機知
「ちょっと」
デジャヴか。前にもこんなことがあったような——。
振り返ると、優等生がそこにいた。かつての忠告が思い出される。
「……よう」
辛うじて返事をするが、僕は現状に押し潰されていて、まともに取り合う気持ちになれなくて、そっぽを向いた。
けれど奴は遠慮なしに問いかける。
「君はどうするの?」
——何を——言っているのか。
どこまで知っているのだろうか?
「……どうしようもないだろ」
親がアレでは、僕にはどうしようもない。怒りよりも諦めが先に来ていた。
一華はあれから——学校に来ていなかった。昼休みも放課後も、学校で姿を見かけない。
僕はこれまで通り、一人で生活を送るようになっていた。
「……しょうがなかったんだよ」
あの時、絞められた首が痛む。黒いチョーカーで隠した、アザがジクジクと定期的に存在を主張する。
思い出すと、震えが止まらず、手汗がじわりと広がり、動けなくなる。
「君はしょうがなかったと、思いたいんだね」
奴は淡々と続ける。
「君は本当に大切な物が無いから、そうやって中途半端に関わって、手放す」
奇しくも同じ言葉選びにびくりとする、
そんなことは初めから分かっていたこと。ただ——ただ、こんな小説に劣る自分の人生でも——
「……一華は大切だった」
今でもそう。そのはず。本当に?
「じゃあ仮にそうだとして、君は大切な物を大切にしないんだね」
「大切にはしたさ、出来る限り」
「出来る限り?」
奴はその言葉が引っ掛かったように、強く問い返す。なんとなく居心地の悪い中、言葉を返す。

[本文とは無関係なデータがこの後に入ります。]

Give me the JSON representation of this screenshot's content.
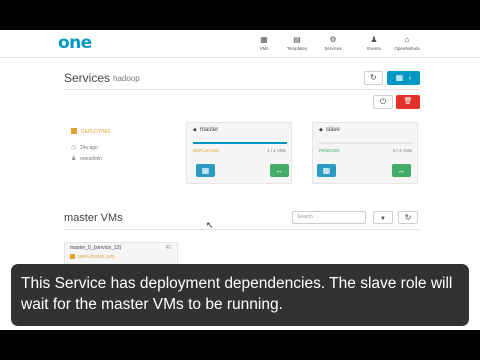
{
  "app": {
    "logo": "one"
  },
  "nav": [
    {
      "icon": "▦",
      "label": "VMs"
    },
    {
      "icon": "▤",
      "label": "Templates"
    },
    {
      "icon": "⚙",
      "label": "Services"
    },
    {
      "icon": "♟",
      "label": "Events"
    },
    {
      "icon": "⌂",
      "label": "OpenNebula"
    }
  ],
  "service": {
    "title": "Services",
    "name": "hadoop",
    "refresh_icon": "↻",
    "grid_icon": "▦",
    "back_icon": "‹",
    "power_icon": "⏻",
    "delete_icon": "🗑",
    "state": "DEPLOYING",
    "time": "24s ago",
    "owner": "oneadmin",
    "clock_icon": "◷",
    "user_icon": "♟"
  },
  "roles": [
    {
      "icon": "◆",
      "name": "master",
      "status": "DEPLOYING",
      "count": "1 / 1 VMs",
      "status_color": "#e3a02a",
      "progress": 1.0,
      "grid_icon": "▦",
      "scale_icon": "↔"
    },
    {
      "icon": "◆",
      "name": "slave",
      "status": "PENDING",
      "count": "0 / 4 VMs",
      "status_color": "#43ac6a",
      "progress": 0.0,
      "grid_icon": "▦",
      "scale_icon": "↔"
    }
  ],
  "vms": {
    "title": "master VMs",
    "search_placeholder": "Search",
    "filter_icon": "▼",
    "refresh_icon": "↻",
    "card": {
      "name": "master_0_(service_13)",
      "id": "40",
      "state": "DEPLOYING (1/0)"
    }
  },
  "caption": "This Service has deployment dependencies. The slave role will wait for the master VMs to be running.",
  "cursor": "↖"
}
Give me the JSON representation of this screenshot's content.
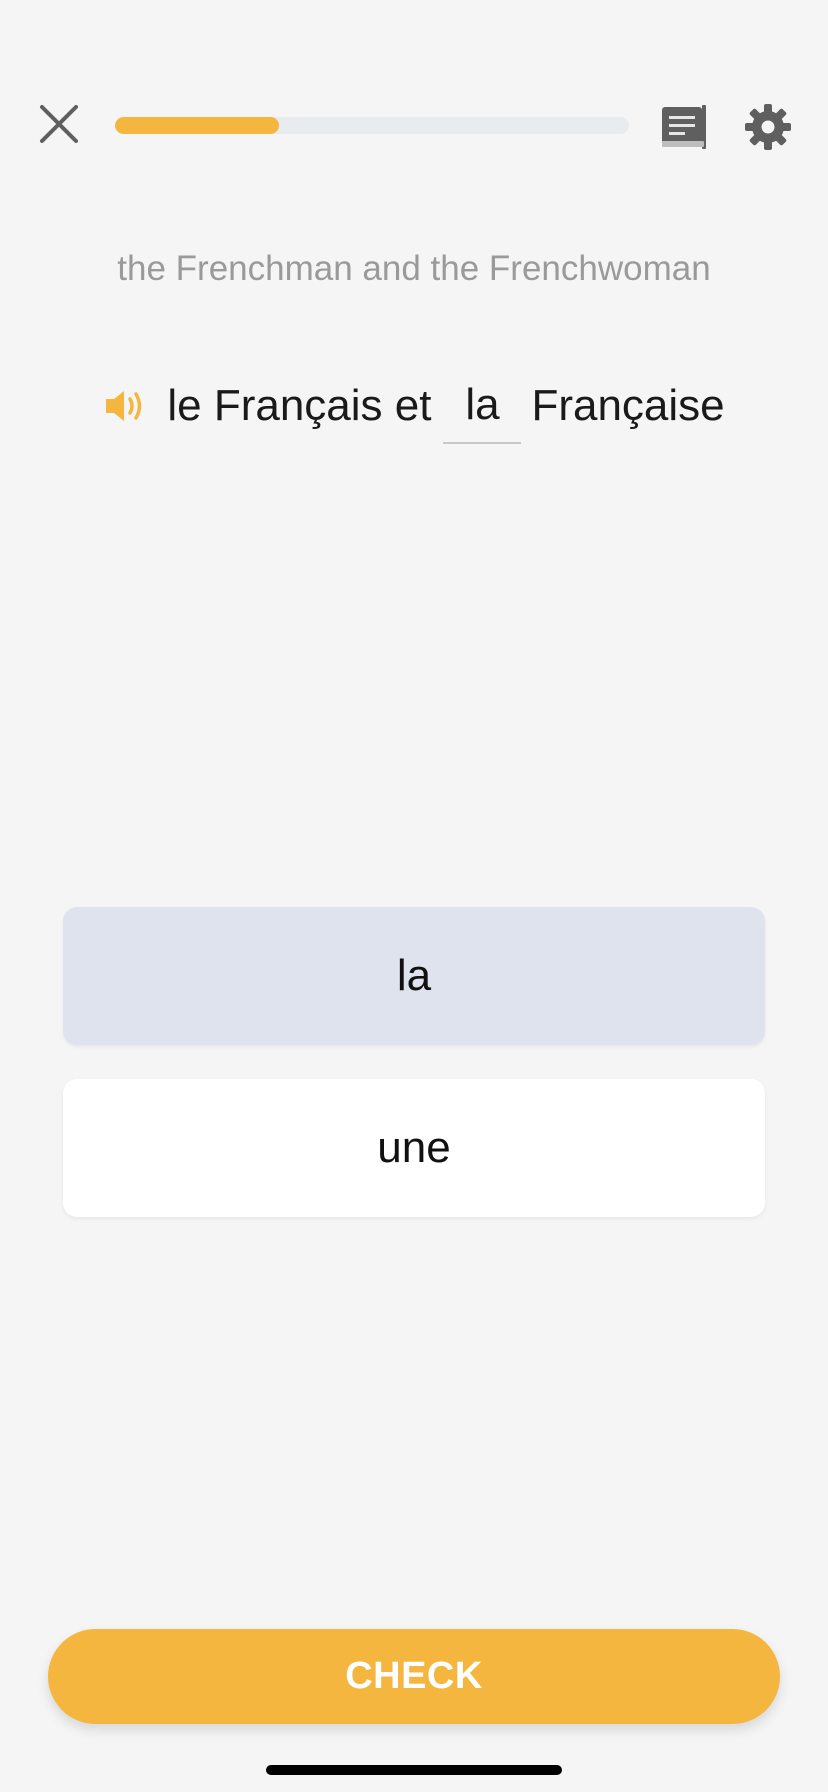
{
  "header": {
    "close_icon": "close-icon",
    "progress_percent": 32,
    "notes_icon": "notes-icon",
    "settings_icon": "gear-icon"
  },
  "exercise": {
    "translation": "the Frenchman and the Frenchwoman",
    "sentence_before": "le Français et",
    "blank_value": "la",
    "sentence_after": "Française",
    "speaker_icon": "speaker-icon"
  },
  "options": [
    {
      "label": "la",
      "selected": true
    },
    {
      "label": "une",
      "selected": false
    }
  ],
  "footer": {
    "check_label": "CHECK"
  },
  "colors": {
    "accent": "#f4b63f",
    "progress_track": "#e8ecef",
    "selected_option": "#dfe3ee",
    "icon_gray": "#5f5f5f"
  }
}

「……俺自身も危険に晒して、彼女を守ろうとした。出来る限りのことをした」
「君はここにいるのに?」
「……」
その問いに、僕は答えられなかった。
「あの子が今どういう状況に置かれているのか分からないけれど、今ここに現に君はこうやって暇を潰してる」
「君の出来る限りというのは——自分に危害が及ばない限り。自分に不利益が及ばない限り」
「一番大切なのは自分であって、他はそれに劣後する」
その通りではあった。
僕が今どう思っていようと、客観から見れば、そうに変わりない。
主観と客観の差異は、要は欺瞞だ。「自分は一華を出来る限り大切にした」と思いたい自分の存在。
けれど——僕がやれることも何もない、はず。
「……何を言いたいんだ?どうしようもないだろ?」
そう答える僕に、奴は言う。
「——世界をヒネた見方で見て、自分なりに生きている君を、好ましいし自分に似ていると思ってたんだ」
「でもそれは違って、君はここでウジウジしてて、意志も持たず行動も起こさず、ただただ変化を恐れてる」
「それが——ムカつく」
奴の優等生然とした口調は、吐き捨てるような、怒りをぶつける率直なものに変化した。
「……なんだよ? 仮にあの父親をどうにかしたとして、結局はあそこが一華の家なんだ。あそこに帰るしか無いだろ。だからどうしようもない」
奴は即答した。
「君、考えろよ。倫理や法律に反していることをしているのに、なぜそれしか無いと思う?」
「今の君はあの子よりも、ルール、ルールよりも自分。あの子は一番後回しに考えてる」
「精神を変容させるために、ルールを破るのに、大切な物を守ることよりもルールを優先してる」
聞き捨てならず、反論しようと、した——
「……一華は大切——」
「だったらそれ相応の行動をしろよ!!」
逆鱗に触れたかのような怒声に思わず身を引いた。
奴は自分を取り戻したかのように頭を振って、落ち着いた声で続ける。
「僕は僕の大事な物があるから、君にはこれ以上立ち入らない」
「ただ本当に大切なら、それを最優先に行動しないと、後悔すると忠告する。それだけ」
言うことは終わったと言わんばかりに、奴は手をひらひらとさせて姿を消した。
× × ×
……自分に、何が出来る。
子供という立場で、親から一華を守れるのか。
守れなかったことは前回検証済みだ。
いや——具体的には、一華の親と対峙した状態で、あの親に自分の主張を認めさせることは、出来なかった。
(ルールより一華を優先する……)
親と子というルール。子は産みの親の支配下に置かれる。それが現状の問題。
それを無視すれば——
(……出来るのか。果たして、自分に)
——けれどやるべきことが見えた頭は明瞭になり、行動に移すための段取りを自然と考えていた。
どうせ小説よりも劣る自分の人生。
本当に大切な物を大切にすることを心に決めて、僕は学校を後にした。